はじめに

 

中国から世界各地へ瞬く間に広がり、多くの死者を出した新型肺炎(急性呼吸器症候群=SARS)は、新種のコロナウィルスが原因である。それまで知られていなかったウィルスが、とつぜん人間に感染し急速に広がる。こうした感染症を新興感染症(エマージング)といい、ウィルスをエマージングウィルスという。最近話題になったものにエボラ出血熱、マールブルグ熱などがある。人間の側から見れば、ウィルスの襲撃を受けたようにみえるが、実際は人間の営みがウィルスを含めた野生動物との共生関係を崩したことが原因である。

 

1)ウィルスの特徴

 

ウィルスはDNAもしくはRNAの遺伝情報と増殖に使う酵素たんぱく質を持つだけで、自らの代謝系を持たないので、宿主動物に感染して初めて生き、殖えることができる。だから野生動物と共生するウィルスは宿主を殺すことはせず、感染しても病気は発症しない。熱帯雨林などの野性動物に寄生しているウィルスは約3600種あるといわれ、それらのウィルスはおのおの熱帯雨林を自然宿主として、自然に世帯交代を続けている。

 

2)エマージングウィルスの出現

 

しかし人間は熱帯雨林を開発して野生動物を追い払い、野生動物を人間社会に持ち込むという、自分勝手な行動をし始めた。その結果、野生動物を自然宿主にしているウィルスが開発によって行き場を失った動物と共に人間社会に入ってきた。ウィルスは自然宿主には無害でも新しい宿主に遭うと猛烈な攻撃を開始する、というのがエマージングウィルス出現のパターンである。

 

3)環境破壊への警告

 

今回のSARSウィルスは経済発展目覚しい中国の広東省で発生した。安い労働力と労働者の勤勉さを求めて世界の企業が数多く中国に進出し、大きな工場が作られた。
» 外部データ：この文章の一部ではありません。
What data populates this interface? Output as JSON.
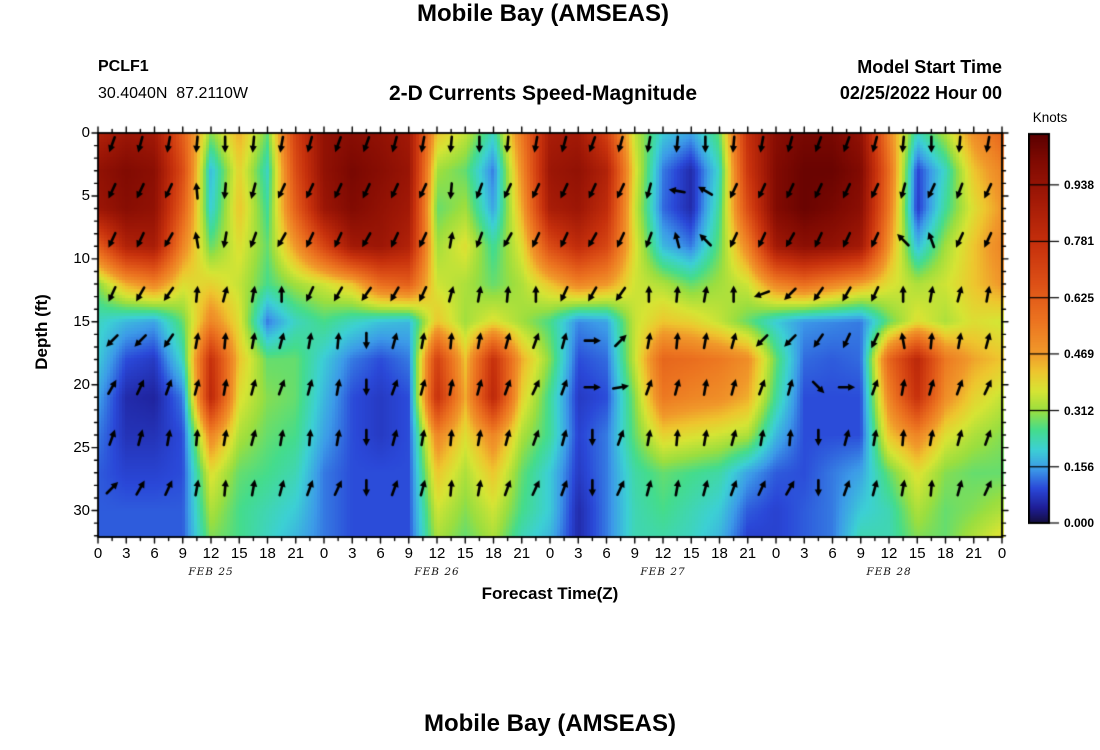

そのため広大な土地が開拓され、そこの野生動物に自然宿生していたウィルスがエマージングウィルスとなり人間社会にキバを向けた可能性がある。経済優先、開発優先を続けていくとこれからも第二、第三の新型肺炎が出るかもしれない。このように環境破壊が続けば次々と新しいウィルスが人間を脅かすであろう。

 

4)免疫力を高めるには

 

エマージングウィルス感染に対して抗生物質は無効であり、ワクチン生成も間に合わないことが多い。従って日頃から自分自身の免疫力を高めておく必要がある。ヒトの体には防御機構があり、病原体が入ってくると、白血球やリンパ球などの免疫細胞が連携して病原体を撃退する。免疫細胞が活発に動いて病原体を撃退すれば感染しても発病することはなく、免疫細胞が弱いと、病原体との戦いに敗れて発病する。つまり発病する、しないは、免疫力の強さにかかっている。免疫力を高める方法としては十分な栄養と睡眠、新鮮な酸素の供給が必要で、ストレスの少ない生活を送るのがよい。免疫細胞もヒトと同じように独立した生命体であり、元気に活動するためにはエネルギーが必要で、タンパク質、ビタミン、ミネラルなどの栄養素を十分に摂る。細胞膜が酸化すると細胞が活発に動けなくなるので、抗酸化力を多く含むビタミンBやC、べータカロチンを摂るのがよく、例えばお茶や、ニンジンやトマトなど色素の含まれる食べ物がお奨めである。逆にコーヒーや揚げ物は細胞膜を酸化して細胞の活動を鈍らせるので、できるだけ控えること。酸素が不足すると免疫細胞のエネルギーが作り出せないので、新鮮な酸素を十分取り入れる。ストレスは免疫細胞の活動を阻害するので、ストレスをためない生活を心がける。免疫の重要性について考える必要を感じる。